Pakar menyebut mengenai potensi Stratolaunch yang mampu menembakkan roket dari antariksa dan pesawat SpaceX yang dianggap sangat efisien dari segi pembiayaan.
Polemik - Potensi Militer dan Antariksa
Sementara itu, pakar lain menyebut soal potensi permasalahan lingkungan baru yang akan muncul ketika peperangan antariksa menjadi tren di masa mendatang. Permasalahan lain seperti serpihan benda dan materi, dampak dari peperangan antariksa, mungkin turut akan menjadi polemik.
"Itu akan menjadi masalah yang pelik. Tengok serpihan satelit FY-1C yang hancur pada insiden misil China 2007. Sekitar 3.000 hingga mungkin jutaan puing dari satelit itu menjadi sampah di orbit Bumi," kata Bhavya Lal, anggota IDA Science and Technology Policy Institute.
Serpihan dan puing itu, juga berpotensi jatuh dan membahayakan kehidupan yang ada di Bumi. Selain itu, sisa-sisa yang masih mengambang di orbit akan menimbulkan polemik lain.

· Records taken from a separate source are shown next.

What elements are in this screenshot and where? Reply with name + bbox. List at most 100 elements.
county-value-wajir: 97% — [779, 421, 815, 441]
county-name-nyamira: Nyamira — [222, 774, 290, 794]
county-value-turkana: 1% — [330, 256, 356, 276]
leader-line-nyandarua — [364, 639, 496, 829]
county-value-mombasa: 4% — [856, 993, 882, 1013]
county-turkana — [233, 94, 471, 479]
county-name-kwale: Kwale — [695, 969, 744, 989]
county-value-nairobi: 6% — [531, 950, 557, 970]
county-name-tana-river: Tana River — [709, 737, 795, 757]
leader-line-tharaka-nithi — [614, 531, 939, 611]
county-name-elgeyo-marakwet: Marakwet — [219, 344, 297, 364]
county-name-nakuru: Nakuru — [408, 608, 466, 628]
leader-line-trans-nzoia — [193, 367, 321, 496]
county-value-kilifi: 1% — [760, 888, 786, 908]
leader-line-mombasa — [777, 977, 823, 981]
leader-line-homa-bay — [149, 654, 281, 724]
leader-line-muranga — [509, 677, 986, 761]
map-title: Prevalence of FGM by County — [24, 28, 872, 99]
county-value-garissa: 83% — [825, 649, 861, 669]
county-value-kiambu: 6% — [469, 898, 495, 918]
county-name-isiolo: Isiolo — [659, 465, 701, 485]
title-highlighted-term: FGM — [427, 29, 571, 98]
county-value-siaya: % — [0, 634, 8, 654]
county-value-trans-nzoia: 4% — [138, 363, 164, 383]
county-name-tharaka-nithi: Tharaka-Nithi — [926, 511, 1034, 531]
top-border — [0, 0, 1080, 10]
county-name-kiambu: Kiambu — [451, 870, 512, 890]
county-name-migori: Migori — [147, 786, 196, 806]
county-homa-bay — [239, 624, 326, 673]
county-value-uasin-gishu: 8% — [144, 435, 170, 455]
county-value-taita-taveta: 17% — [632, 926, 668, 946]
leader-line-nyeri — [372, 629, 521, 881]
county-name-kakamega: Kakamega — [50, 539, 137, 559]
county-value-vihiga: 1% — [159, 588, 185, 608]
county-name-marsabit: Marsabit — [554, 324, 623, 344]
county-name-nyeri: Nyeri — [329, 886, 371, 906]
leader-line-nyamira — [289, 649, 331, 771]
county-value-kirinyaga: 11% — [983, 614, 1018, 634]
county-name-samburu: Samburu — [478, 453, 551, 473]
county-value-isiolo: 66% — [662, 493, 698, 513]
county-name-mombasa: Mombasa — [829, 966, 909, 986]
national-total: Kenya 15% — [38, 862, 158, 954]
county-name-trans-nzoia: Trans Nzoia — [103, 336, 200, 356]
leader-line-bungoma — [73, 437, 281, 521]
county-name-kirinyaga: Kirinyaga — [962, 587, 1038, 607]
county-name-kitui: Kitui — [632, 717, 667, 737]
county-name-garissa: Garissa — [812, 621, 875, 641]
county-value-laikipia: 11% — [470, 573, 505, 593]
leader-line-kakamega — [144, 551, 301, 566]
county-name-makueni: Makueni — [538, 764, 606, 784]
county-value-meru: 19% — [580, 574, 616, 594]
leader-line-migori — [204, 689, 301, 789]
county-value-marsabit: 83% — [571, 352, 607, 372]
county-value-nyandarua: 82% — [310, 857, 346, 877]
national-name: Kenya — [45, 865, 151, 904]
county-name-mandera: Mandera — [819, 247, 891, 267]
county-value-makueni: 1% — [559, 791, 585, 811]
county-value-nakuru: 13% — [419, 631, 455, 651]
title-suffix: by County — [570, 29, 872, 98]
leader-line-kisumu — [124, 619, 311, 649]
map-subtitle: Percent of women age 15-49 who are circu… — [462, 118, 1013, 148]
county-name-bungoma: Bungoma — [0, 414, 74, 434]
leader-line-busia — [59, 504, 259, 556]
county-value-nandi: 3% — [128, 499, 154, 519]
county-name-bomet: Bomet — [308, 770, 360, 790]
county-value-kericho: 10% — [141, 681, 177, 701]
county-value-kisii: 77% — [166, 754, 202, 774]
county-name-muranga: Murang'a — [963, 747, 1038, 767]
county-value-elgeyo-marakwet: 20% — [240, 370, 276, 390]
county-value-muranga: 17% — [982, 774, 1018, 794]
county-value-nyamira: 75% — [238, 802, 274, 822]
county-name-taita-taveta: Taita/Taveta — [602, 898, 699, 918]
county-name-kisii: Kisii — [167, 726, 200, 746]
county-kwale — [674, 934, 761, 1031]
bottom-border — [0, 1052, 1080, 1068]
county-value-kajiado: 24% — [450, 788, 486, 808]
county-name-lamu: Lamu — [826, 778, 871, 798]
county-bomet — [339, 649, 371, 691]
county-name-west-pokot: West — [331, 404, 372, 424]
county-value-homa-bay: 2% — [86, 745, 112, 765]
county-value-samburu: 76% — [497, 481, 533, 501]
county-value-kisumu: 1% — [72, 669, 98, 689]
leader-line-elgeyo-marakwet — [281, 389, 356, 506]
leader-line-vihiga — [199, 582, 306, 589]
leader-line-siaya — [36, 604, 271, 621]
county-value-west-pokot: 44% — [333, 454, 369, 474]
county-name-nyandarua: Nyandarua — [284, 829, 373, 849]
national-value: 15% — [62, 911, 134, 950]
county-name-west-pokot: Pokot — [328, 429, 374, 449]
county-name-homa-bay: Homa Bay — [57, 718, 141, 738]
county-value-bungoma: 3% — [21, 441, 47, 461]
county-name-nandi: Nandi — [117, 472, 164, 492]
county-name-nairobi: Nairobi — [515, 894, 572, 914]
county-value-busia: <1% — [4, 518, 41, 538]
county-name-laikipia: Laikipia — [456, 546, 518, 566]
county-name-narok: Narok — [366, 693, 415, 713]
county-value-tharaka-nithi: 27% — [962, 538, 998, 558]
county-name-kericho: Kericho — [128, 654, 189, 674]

Menurut sebagian pihak, domain antariksa seharusnya lebih berpotensi sebagai aspek penggentarjeraan --ketimbang peperangan-- dalam politik luar negeri suatu negara, jelas Mayor Jenderal AL AS Charles Richard, pada Maret lalu.
"Meski kita tidak berperang di angkasa luar, bukan berarti saat ini kita juga sedang dalam kondisi damai," kata Mayjen AL AS Richard.